Si vous n'avez pas eu de personnages 6 étoiles au bout de la 79ème invocation, le 80ème sera un personnage 6 étoiles aléatoire. Sauf qu’il y a 50% de chance qu’il soit de la bannière en cours et 50% qu’il soit de la bannière permanente. Et ça, c’est ce qu’on appelle un 50/50. Et dans le cas où vous “ratez” votre 50/50, votre garantie ne se transfère pas à la prochaine bannière, ce qui est à l’inverse plus punitif que d’autres productions du genre.

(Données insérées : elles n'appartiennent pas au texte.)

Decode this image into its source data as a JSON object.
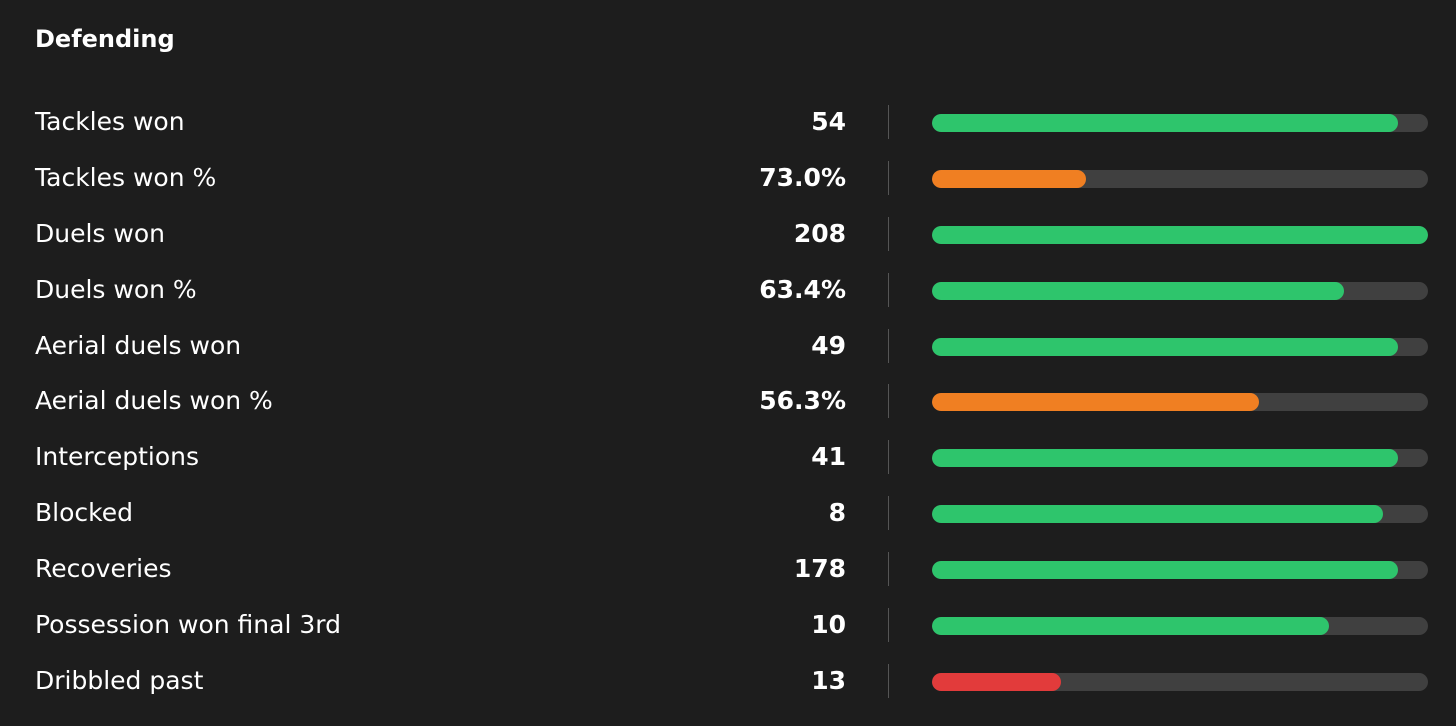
{
  "section": {
    "title": "Defending"
  },
  "colors": {
    "background": "#1d1d1d",
    "track": "#404040",
    "good": "#2ec56c",
    "average": "#f07f22",
    "poor": "#e23b3b"
  },
  "stats": [
    {
      "label": "Tackles won",
      "value": "54",
      "percentile": 0.94,
      "rating": "good"
    },
    {
      "label": "Tackles won %",
      "value": "73.0%",
      "percentile": 0.31,
      "rating": "average"
    },
    {
      "label": "Duels won",
      "value": "208",
      "percentile": 1.0,
      "rating": "good"
    },
    {
      "label": "Duels won %",
      "value": "63.4%",
      "percentile": 0.83,
      "rating": "good"
    },
    {
      "label": "Aerial duels won",
      "value": "49",
      "percentile": 0.94,
      "rating": "good"
    },
    {
      "label": "Aerial duels won %",
      "value": "56.3%",
      "percentile": 0.66,
      "rating": "average"
    },
    {
      "label": "Interceptions",
      "value": "41",
      "percentile": 0.94,
      "rating": "good"
    },
    {
      "label": "Blocked",
      "value": "8",
      "percentile": 0.91,
      "rating": "good"
    },
    {
      "label": "Recoveries",
      "value": "178",
      "percentile": 0.94,
      "rating": "good"
    },
    {
      "label": "Possession won final 3rd",
      "value": "10",
      "percentile": 0.8,
      "rating": "good"
    },
    {
      "label": "Dribbled past",
      "value": "13",
      "percentile": 0.26,
      "rating": "poor"
    }
  ]
}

Enfin, le système est encore plus généreux avec les armes puisqu’une arme de la plus haute rareté est garantie au bout de 40 tirages et celle en bannière est sûre de tomber au bout de 80. Tout ça pour dire qu’il est difficile de trancher définitivement pour savoir si Endfield est plus généreux que Genshin, c’est à vous de le déterminer en fonction de votre vision des choses.

Conclusion

À son lancement en 1.0, Arknights Endfield propose déjà une solide base pour faire face au mastodonte des gachas en monde ouvert comme Genshin Impact et Wuthering Waves. Avec son esthétique industrielle élégante, ses combats tactiques dynamiques et son système d’usine original, le titre de Gryphline a une identité suffisamment forte pour se distinguer et se faire sa place. Pour autant, il faut tout de même s’accrocher pour profiter du potentiel du titre à cause de son charabia technologique, tous ses tutoriels et ses menus qui sont parfois décourageants.

Évidemment, c’est sur le long-terme que l’on juge la qualité des gachas et à l’heure actuelle, il est difficile de donner un avis définitif puisque le contenu end-game n’est pas encore présent par exemple. Néanmoins, à l’heure de sa sortie, Arknights Endfield propose une expérience de qualité suffisamment riche en contenu pour ne pas vous faire perdre son temps si vous voulez vous investir. Et même s’il faudra attendre plusieurs mises à jour pour voir si le titre continue sur cet excellent départ.